A cada passagem do ano, Sudeste e Sul do país, assim como o litoral do Nordeste, se veem inundados por chuvas torrenciais. Ruas e bairros deslizam morro abaixo, sepultando famílias inteiras. Desta feita, o epicentro da tragédia calhou de ser São Sebastião (SP) e municípios lindeiros.

Há mais que repetição na pluviosidade e na incúria. Em alguns locais caíram mais de 600 mm em poucas horas, mais de 600 litros por metro quadrado, acima da média de todo o mês de fevereiro.

Tamanho jorro se qualifica como o que meteorologistas e climatologistas chamam de eventos extremos. São paroxismos de precipitação, estiagem ou temperatura que desbordam até das amplitudes máximas sugeridas por curvas obtidas de médias históricas.

Fenômenos que ocorriam só em escalas de séculos se amiúdam em consequência das mudanças do clima ocasionadas pelo aquecimento da atmosfera.
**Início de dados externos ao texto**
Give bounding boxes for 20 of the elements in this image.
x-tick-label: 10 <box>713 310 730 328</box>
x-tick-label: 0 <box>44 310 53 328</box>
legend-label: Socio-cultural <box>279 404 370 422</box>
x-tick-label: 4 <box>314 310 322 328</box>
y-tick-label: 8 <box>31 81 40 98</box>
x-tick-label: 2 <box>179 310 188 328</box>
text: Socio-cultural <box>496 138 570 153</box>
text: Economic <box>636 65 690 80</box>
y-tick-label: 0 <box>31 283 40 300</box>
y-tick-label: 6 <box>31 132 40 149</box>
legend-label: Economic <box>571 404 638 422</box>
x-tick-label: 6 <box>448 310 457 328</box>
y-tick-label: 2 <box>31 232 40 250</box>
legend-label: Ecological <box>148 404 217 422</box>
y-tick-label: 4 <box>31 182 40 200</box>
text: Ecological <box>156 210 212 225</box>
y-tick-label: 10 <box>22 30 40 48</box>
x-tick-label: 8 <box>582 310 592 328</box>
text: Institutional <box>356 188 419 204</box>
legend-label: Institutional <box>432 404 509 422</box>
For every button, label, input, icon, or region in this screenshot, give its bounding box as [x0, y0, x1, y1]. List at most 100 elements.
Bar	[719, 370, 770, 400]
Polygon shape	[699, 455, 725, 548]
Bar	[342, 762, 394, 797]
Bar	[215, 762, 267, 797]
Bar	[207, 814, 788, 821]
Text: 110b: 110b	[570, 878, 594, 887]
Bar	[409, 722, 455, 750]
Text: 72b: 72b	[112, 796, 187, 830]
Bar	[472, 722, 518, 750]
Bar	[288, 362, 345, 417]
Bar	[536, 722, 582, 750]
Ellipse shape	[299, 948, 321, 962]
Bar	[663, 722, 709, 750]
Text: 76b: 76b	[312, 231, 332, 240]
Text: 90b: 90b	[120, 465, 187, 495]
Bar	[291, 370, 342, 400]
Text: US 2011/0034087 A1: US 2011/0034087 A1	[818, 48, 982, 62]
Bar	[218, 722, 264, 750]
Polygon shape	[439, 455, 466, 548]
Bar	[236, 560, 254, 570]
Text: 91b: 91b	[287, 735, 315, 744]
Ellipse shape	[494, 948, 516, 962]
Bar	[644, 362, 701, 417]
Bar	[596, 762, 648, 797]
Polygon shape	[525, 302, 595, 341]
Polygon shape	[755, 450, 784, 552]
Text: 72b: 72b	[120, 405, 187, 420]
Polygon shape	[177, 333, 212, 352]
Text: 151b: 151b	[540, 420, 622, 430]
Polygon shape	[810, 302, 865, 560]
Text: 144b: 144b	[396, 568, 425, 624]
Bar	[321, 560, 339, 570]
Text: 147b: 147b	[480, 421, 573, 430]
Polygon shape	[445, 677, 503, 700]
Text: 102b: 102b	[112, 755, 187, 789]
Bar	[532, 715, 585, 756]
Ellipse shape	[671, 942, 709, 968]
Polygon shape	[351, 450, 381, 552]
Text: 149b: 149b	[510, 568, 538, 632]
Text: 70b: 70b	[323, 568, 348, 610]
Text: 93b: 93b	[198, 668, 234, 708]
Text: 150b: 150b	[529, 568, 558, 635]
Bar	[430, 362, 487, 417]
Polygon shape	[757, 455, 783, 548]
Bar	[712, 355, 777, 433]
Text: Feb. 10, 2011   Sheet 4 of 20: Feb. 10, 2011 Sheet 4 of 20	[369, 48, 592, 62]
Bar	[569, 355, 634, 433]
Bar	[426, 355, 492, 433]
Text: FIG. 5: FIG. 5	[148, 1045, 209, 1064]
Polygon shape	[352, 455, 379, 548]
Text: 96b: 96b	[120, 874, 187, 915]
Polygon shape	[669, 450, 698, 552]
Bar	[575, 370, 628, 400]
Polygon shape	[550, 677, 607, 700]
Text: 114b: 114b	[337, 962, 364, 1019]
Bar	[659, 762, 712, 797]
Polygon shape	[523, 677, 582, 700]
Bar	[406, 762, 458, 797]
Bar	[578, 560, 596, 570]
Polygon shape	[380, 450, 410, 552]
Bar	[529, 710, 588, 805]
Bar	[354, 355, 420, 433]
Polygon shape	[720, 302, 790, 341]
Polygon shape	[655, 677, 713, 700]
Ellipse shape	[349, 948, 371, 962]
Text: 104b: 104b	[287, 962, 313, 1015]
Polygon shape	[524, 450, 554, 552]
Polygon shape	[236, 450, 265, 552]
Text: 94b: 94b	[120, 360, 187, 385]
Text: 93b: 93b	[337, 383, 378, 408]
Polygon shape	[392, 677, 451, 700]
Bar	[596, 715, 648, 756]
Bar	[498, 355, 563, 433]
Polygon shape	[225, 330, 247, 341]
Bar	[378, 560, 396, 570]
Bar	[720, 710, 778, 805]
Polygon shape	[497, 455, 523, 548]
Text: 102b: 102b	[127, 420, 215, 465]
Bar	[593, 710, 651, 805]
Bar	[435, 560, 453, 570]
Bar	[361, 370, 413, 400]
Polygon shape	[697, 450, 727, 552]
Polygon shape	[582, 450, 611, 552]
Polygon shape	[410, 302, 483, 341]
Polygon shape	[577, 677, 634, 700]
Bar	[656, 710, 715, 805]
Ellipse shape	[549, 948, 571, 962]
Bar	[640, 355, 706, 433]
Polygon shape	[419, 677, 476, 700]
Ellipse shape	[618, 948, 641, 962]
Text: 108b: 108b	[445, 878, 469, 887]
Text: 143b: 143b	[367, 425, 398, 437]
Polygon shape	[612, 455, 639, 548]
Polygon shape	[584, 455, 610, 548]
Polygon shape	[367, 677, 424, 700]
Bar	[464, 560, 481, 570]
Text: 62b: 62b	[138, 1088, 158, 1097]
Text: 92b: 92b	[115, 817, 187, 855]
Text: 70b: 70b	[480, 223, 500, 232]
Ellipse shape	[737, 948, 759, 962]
Enchentes, secas e incêndios florestais devastadores passam a eclodir em ritmo de décadas, quando não se tornam anuais.

Tudo está previsto há décadas, igualmente, por modelos computacionais de projeção do clima. Médias históricas se tornam de pouca valia para planejar obras de infraestrutura, como estradas, pontes e galerias pluviais, assim como sistemas de defesa civil e salvamento.

Conferências sobre crise do clima se sucedem desde 1992 sem que as nações acordem providências efetivas para mitigar o aquecimento global. Para contê-lo na margem de 1,5ºC, como se decidiu em 2015, seria necessário cortar emissões de carbono pela metade neste decênio e zerá-las até 2050.

A cada ano que passa, a janela de oportunidade se estreita. Governos brasileiros, como tantos outros, concentram políticas públicas na mitigação, ocupando-se quase só do desmatamento na Amazônia, nossa maior fonte de emissões, e mais recentemente no cerrado.

Claro está que é obrigação fazê-lo, em tudo ignorada pela administração de Jair Bolsonaro (PL). Já não basta. O governo de Luiz Inácio Lula da Silva (PT) recompôs a prioridade para o tema, mas só o enfrentará de modo consequente quando liderar um plano nacional de adaptação para a mudança incontornável do clima.

Instalar sirenes de alerta que funcionem a tempo é o mínimo; no médio e longo prazo, só uma política portentosa de habitação e saneamento básico defenderá os brasileiros pobres de hecatombes que retornam a cada verão.